All I know for sure is that my photos rarely reflect the reality of the moment. (I know, Ducky, no photo is reality...) But I tend to crop out a lot of visual noise, creating a MUCH calmer vision. I think I do this to create what I want to see. Kristopher Matheson and I had a discussion about this once, and I'm still not sure if I understand it all. Maybe our intentions vary, and maybe we won't fully realize those intentions until much later.
Anyway, the above photo is fairly close to what I was seeing. I have a mild obsession with horizons, and I think I could spend the better part of a week photographing the ocean. It's very soothing to me.
Comments
--- Garry Winogrand
Sometime it helps to narrow your horizon.
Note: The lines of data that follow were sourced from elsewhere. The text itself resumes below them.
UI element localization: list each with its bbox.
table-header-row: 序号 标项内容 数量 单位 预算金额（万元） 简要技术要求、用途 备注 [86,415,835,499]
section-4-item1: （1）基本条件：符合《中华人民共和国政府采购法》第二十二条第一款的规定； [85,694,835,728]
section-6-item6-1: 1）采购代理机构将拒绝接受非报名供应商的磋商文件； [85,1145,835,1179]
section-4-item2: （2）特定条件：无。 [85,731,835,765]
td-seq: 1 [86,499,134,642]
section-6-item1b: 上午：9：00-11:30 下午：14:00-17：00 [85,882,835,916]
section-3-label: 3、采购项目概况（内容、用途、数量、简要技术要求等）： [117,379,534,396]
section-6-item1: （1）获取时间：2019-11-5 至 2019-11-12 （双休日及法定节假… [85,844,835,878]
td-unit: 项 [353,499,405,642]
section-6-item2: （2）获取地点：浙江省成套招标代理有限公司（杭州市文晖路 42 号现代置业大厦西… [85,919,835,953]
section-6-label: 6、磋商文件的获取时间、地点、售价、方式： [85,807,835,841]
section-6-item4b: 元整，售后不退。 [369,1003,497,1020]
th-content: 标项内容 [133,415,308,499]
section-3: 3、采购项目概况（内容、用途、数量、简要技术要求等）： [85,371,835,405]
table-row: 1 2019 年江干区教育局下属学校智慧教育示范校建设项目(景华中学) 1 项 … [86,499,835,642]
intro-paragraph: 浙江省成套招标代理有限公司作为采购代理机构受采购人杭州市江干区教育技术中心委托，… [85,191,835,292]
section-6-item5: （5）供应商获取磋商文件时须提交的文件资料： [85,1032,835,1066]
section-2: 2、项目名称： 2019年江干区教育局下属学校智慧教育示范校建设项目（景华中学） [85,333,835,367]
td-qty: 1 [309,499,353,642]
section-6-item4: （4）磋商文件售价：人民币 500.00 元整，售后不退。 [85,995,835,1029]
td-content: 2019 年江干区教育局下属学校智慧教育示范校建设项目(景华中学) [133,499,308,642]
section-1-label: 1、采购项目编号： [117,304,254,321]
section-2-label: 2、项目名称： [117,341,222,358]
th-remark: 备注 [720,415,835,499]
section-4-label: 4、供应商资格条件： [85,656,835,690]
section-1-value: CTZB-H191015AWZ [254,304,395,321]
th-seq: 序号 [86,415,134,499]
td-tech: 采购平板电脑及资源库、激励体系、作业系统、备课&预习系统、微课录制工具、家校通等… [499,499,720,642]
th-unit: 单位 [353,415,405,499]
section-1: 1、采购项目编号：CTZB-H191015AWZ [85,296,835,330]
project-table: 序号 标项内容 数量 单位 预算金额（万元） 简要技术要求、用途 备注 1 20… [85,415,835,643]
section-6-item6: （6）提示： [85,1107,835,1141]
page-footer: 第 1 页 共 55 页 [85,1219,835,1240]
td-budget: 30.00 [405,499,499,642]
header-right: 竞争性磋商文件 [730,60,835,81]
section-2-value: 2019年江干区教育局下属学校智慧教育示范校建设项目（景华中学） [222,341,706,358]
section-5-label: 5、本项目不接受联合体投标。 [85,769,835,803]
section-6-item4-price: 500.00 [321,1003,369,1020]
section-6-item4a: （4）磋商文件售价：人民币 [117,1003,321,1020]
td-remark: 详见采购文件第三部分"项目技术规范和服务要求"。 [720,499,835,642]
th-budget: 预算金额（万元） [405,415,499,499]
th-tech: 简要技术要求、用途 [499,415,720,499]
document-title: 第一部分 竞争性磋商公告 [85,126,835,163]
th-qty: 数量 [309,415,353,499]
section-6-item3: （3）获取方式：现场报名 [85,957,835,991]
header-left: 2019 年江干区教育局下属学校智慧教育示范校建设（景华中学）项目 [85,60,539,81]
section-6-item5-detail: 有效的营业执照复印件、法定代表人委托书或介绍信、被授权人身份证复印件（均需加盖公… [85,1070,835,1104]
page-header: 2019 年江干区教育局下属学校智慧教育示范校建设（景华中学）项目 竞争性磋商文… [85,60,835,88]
Nietzsche, "The Gay Science" (124): In the Horizon of the Infinite. We have left the land and have gone aboard ship! We have broken down the bridge behind us - nay, more, the land behind us! Well, little ship! look out! Beside thee is the ocean; it is true it does not always roar, and sometimes it spreads out like silk and gold and a gentle reverie. But times will come when thou wilt feel that it is infinite, and that there is nothing more frightful than infinity. Oh, the poor bird that felt itself free, and now strikes against the walls of this cage! Alas, if homesickness for the land should attack thee, as if there had been more freedom there - and there is no "land" any longer!